Robert Emery, Ph.D. is an important resource for understanding the impact of divorce on children and families and offering practical guidance to help families re-organize and adjust well. I have found his book The Truth About Children and Divorce and his most recent book Two Homes One Childhood: A Parenting Plan to Last a Lifetime to be excellent resources for parents. They both offer parents research-informed guidance to remain child-focused and parent well post-divorce. Emery offers great summaries of child development and research outcomes related to child adjustment and the impact of various parenting plan options on children at different ages and stages.

Of particular interest is Emery’s use of a hierarchy of needs pyramid, made famous by psychologist Abraham Maslow in the 1940’s. Just as Maslow created a pyramid of the most basic needs (physiological and safety) at the base of the pyramid and self-actualization at the top of the pyramid; Emery creates a pyramid of the needs of children living in two homes. Emery also puts basic physiological health needs for food and shelter at the base of the pyramid, followed also by safety needs. Moving up the pyramid, Emery then suggests that children need at least one “good” parent. “Good” parenting is described as attentive, attuned, loving, consistent and firm; often described as “authoritative” parenting. Informed by research outcomes, Emery suggests children then need protection from conflict. Once these needs are met, then children benefit from two “good” parents. If all of these needs are met, then Emery suggests that a child is able to fully experience their childhood, free from threats and adult burdens. When this happens, a child is able to naturally develop and grow to his or her fullest potential.

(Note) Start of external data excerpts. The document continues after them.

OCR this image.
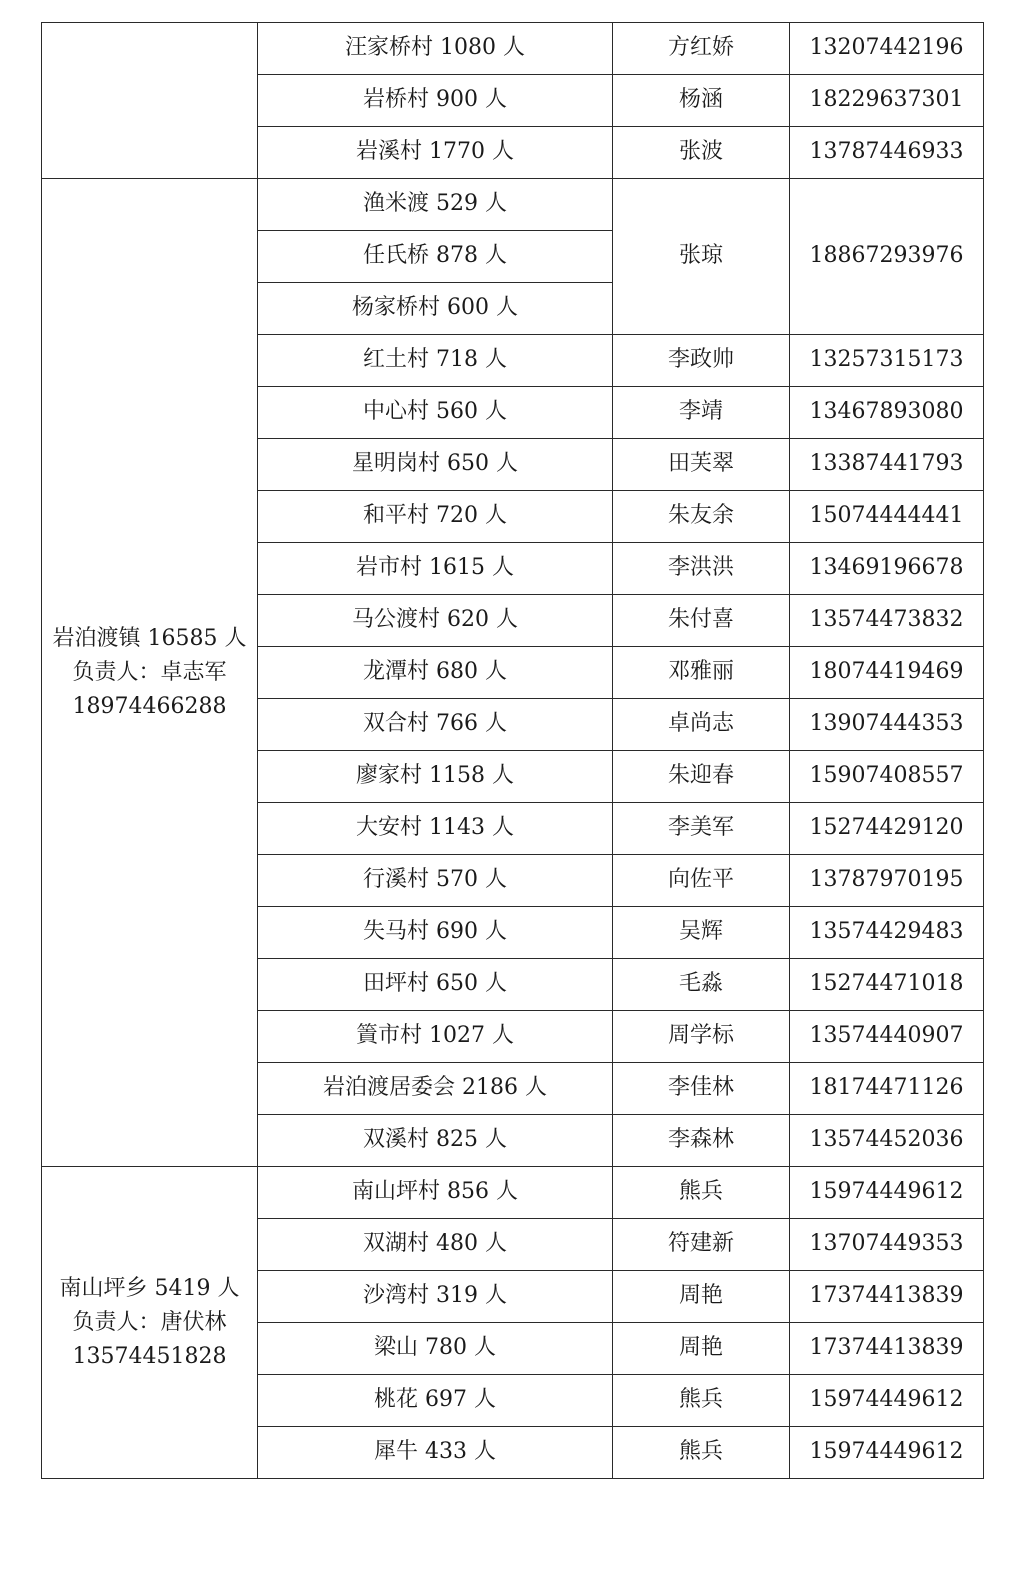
	汪家桥村 1080 人	方红娇	13207442196
	岩桥村 900 人	杨涵	18229637301
	岩溪村 1770 人	张波	13787446933

岩泊渡镇 16585 人
负责人：卓志军
18974466288	渔米渡 529 人	张琼	18867293976
	任氏桥 878 人		
	杨家桥村 600 人		
	红土村 718 人	李政帅	13257315173
	中心村 560 人	李靖	13467893080
	星明岗村 650 人	田芙翠	13387441793
	和平村 720 人	朱友余	15074444441
	岩市村 1615 人	李洪洪	13469196678
	马公渡村 620 人	朱付喜	13574473832
	龙潭村 680 人	邓雅丽	18074419469
	双合村 766 人	卓尚志	13907444353
	廖家村 1158 人	朱迎春	15907408557
	大安村 1143 人	李美军	15274429120
	行溪村 570 人	向佐平	13787970195
	失马村 690 人	吴辉	13574429483
	田坪村 650 人	毛淼	15274471018
	篢市村 1027 人	周学标	13574440907
	岩泊渡居委会 2186 人	李佳林	18174471126
	双溪村 825 人	李森林	13574452036

南山坪乡 5419 人
负责人：唐伏林
13574451828	南山坪村 856 人	熊兵	15974449612
	双湖村 480 人	符建新	13707449353
	沙湾村 319 人	周艳	17374413839
	梁山 780 人	周艳	17374413839
	桃花 697 人	熊兵	15974449612
	犀牛 433 人	熊兵	15974449612
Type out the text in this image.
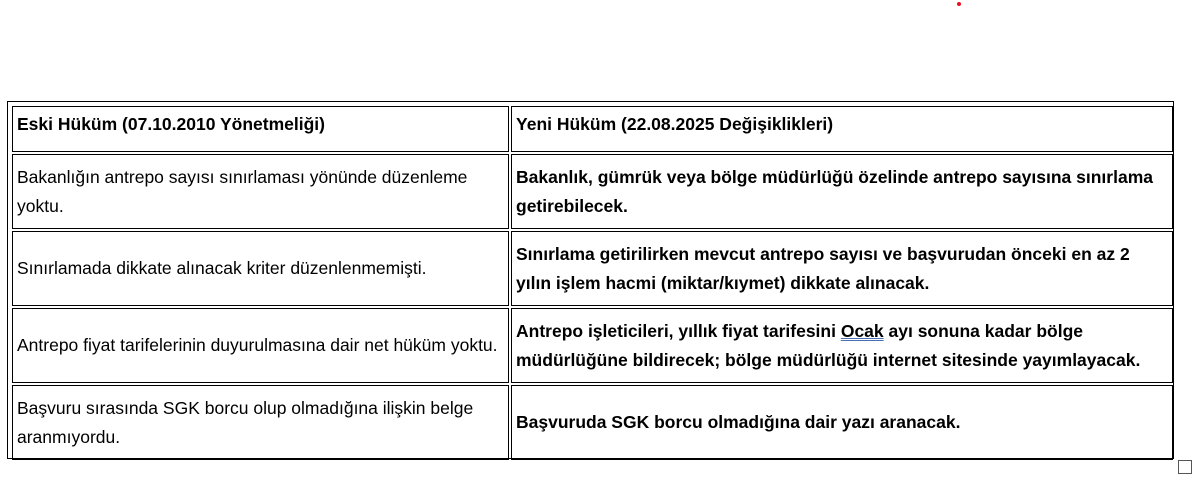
Eski Hüküm (07.10.2010 Yönetmeliği)	Yeni Hüküm (22.08.2025 Değişiklikleri)
Bakanlığın antrepo sayısı sınırlaması yönünde düzenleme yoktu.	Bakanlık, gümrük veya bölge müdürlüğü özelinde antrepo sayısına sınırlama getirebilecek.
Sınırlamada dikkate alınacak kriter düzenlenmemişti.	Sınırlama getirilirken mevcut antrepo sayısı ve başvurudan önceki en az 2 yılın işlem hacmi (miktar/kıymet) dikkate alınacak.
Antrepo fiyat tarifelerinin duyurulmasına dair net hüküm yoktu.	Antrepo işleticileri, yıllık fiyat tarifesini Ocak ayı sonuna kadar bölge müdürlüğüne bildirecek; bölge müdürlüğü internet sitesinde yayımlayacak.
Başvuru sırasında SGK borcu olup olmadığına ilişkin belge aranmıyordu.	Başvuruda SGK borcu olmadığına dair yazı aranacak.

What jumped off the page for me was the suggestion that protection from conflict is a more basic need for children than having two involved parents! Emery is not just forming this as his opinion, but rather posits this based upon research outcomes for children. The research is pretty compelling; parental conflict hurts kids. While that is not so surprising, seeing it juxtaposed in relative importance against one versus two parents is perhaps more sobering. The implication being that the added benefit for children of two involved parents is undermined if the parents are in high and/or ongoing conflict. Emery suggest that “…protection from conflict is a more basic need than having involved relationships with both parents” (Two Homes One Childhood, 2016, pg. 28). Of course, two involved, loving, “good” parents is optimal for children unless it puts children in the middle of a battle zone.

Of course, it would be a rather grim solution to remove a parent from a child’s life in order to meet a child’s need to be protected from conflict! It would be awful for a child to not have both parents actively in his or her life and it would be awful for a child to be in the middle of parents in conflict. Emery indicates that the best solution for children is for parents to “get it together.” Perhaps this hierarchy pyramid of needs is another vehicle to help parents realize that if they participate in any way in ongoing conflict with their co-parent, they are a problem for their child. What can parents do to be part of the solution in protecting their children from conflict rather than the problem?  If we consult Emery’s pyramid, after ensuring the basic food, shelter, and safety needs, parents can:

  1. Be a “good” parent. Learn skills to be an effective, authoritative parent. This means offering plenty of love and firm, clear, consistent limits.
  2. Minimize and effectively manage conflict with your co-parent. Learn conflict and communication management skills and develop structures and boundaries to parent effectively separately and together.
  3. Be two “good” parents separately, together. Coordinate and cooperate as co-parents. Learn which issues require coming together and coordinating and which issues require respect of the right to parent separately. Create systems for sharing information and making decisions.

These efforts allow your child to climb up the pyramid of needs, fully experience their childhood to grow and develop freely. Isn’t that what most parents want for their children?